Sur les conclusions à fin d’indemnisation :
9. M. B demande la condamnation du CHI André Grégoire à lui verser la somme totale de 11 500 euros en réparation des préjudices qu’il estime résulter de l’illégalité des décisions attaquées.
10. Il résulte toutefois de ce qui a été dit aux points 3 à 5 que le requérant ne démontre pas l’illégalité des décisions par lesquelles le CHI André Grégoire a implicitement refusé de le réintégrer avant l’expiration d’un délai raisonnable fixé, ainsi qu’il a été dit au point 4, à un an. Il n’établit pas davantage l’existence d’un préjudice financier autre que celui réparé par la décision du 6 avril 2021 faisant droit à sa demande de versement de l’allocation de retour à l’emploi. Il n’établit pas non plus l’existence d’un préjudice moral et des troubles dans les conditions d’existences qu’il allègue. Dans ces conditions, les conclusions indemnitaires de M. B ne peuvent qu’être rejetées.
Sur les conclusions à fin d’injonction :
11. Le présent jugement, qui rejette l’ensemble des conclusions du requérant, n’implique aucune mesure d’exécution. Les conclusions aux fins d’injonction présentées par M. B doivent dès lors être rejetées.
Sur les frais d’instance :
12. Les dispositions de l’article L. 761-1 du code de justice administrative font obstacle à ce que soit mise à la charge du CHI André Grégoire, qui n’est pas la partie perdante dans la présente instance, la somme demandée par M. B au titre des frais exposés dans l’instance.
13. Dans les circonstances de l’espèce, il n’y a pas lieu de mettre à la charge de
M. B la somme demandée par le CHI André Grégoire en application de ces mêmes dispositions.
D E C I D E :
Article 1er : La requête de M. B est rejetée.
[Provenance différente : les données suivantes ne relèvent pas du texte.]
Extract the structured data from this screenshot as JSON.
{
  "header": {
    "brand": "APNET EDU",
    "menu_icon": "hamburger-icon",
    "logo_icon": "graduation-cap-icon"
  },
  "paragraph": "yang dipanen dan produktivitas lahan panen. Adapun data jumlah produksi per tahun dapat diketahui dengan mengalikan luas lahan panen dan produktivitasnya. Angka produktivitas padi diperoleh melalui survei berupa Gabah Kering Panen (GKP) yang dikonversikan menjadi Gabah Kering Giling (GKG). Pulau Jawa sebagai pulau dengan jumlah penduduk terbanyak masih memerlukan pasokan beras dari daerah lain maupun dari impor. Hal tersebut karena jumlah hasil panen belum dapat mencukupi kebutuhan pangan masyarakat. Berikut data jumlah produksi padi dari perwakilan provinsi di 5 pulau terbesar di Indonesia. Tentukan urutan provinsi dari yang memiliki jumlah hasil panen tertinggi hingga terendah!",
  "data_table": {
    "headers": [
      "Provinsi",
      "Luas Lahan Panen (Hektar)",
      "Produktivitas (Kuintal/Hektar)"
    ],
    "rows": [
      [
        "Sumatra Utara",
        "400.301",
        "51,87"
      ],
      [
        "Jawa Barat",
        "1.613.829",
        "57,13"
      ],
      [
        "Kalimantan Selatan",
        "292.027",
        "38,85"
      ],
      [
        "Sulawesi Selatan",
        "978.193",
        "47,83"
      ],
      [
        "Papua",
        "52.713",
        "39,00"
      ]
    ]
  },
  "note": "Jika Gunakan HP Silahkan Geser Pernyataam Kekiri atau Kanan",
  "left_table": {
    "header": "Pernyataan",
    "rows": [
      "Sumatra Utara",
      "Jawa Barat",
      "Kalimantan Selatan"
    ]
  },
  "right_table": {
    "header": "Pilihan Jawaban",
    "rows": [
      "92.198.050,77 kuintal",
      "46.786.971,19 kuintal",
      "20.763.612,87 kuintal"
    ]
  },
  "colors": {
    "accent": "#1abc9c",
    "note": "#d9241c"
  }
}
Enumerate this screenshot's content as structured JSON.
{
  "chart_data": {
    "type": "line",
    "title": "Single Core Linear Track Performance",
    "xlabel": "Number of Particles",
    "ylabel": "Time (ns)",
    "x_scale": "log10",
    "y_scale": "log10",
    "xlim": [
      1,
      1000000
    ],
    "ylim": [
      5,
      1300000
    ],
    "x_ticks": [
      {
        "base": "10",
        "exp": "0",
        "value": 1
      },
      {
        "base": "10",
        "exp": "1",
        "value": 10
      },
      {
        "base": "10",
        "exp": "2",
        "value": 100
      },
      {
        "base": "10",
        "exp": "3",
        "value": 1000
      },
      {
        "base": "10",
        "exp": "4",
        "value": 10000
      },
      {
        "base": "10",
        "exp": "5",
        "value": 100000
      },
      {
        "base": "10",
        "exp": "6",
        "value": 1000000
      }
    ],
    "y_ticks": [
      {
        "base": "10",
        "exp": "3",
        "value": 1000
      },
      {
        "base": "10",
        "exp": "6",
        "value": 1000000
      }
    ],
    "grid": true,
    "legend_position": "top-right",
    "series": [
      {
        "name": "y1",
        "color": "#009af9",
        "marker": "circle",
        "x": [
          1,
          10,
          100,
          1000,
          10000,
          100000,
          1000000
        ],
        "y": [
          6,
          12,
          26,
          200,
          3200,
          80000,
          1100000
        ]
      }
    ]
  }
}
Article 2 : Les conclusions présentées par le centre hospitalier intercommunal (CHI) André Grégoire en application de l’article L. 761-1 du code de justice administrative sont rejetées.
Article 3 : Le présent jugement sera notifié à M. A B et au centre hospitalier intercommunal (CHI) André Grégoire.
Copie en sera adressé au Groupement hospitalier de territoire Grand Paris Nord Est.
Délibéré après l’audience du 19 janvier 2024, à laquelle siégeaient :
Mme Ribeiro-Mengoli, présidente,
Mme Van Maele, première conseillère,
Mme Caro, première conseillère.
Rendu public par mise à disposition au greffe le 2 février 2024.
La rapporteure,
S. Van Maele
La présidente,
N. Ribeiro-Mengoli La greffière,
P. Demol
La République mande et ordonne à la ministre du travail, de la santé et des solidarités en ce qui la concerne ou à tous commissaires de justice à ce requis en ce qui concerne les voies de droit commun contre les parties privées, de pourvoir à l’exécution de la présente décision.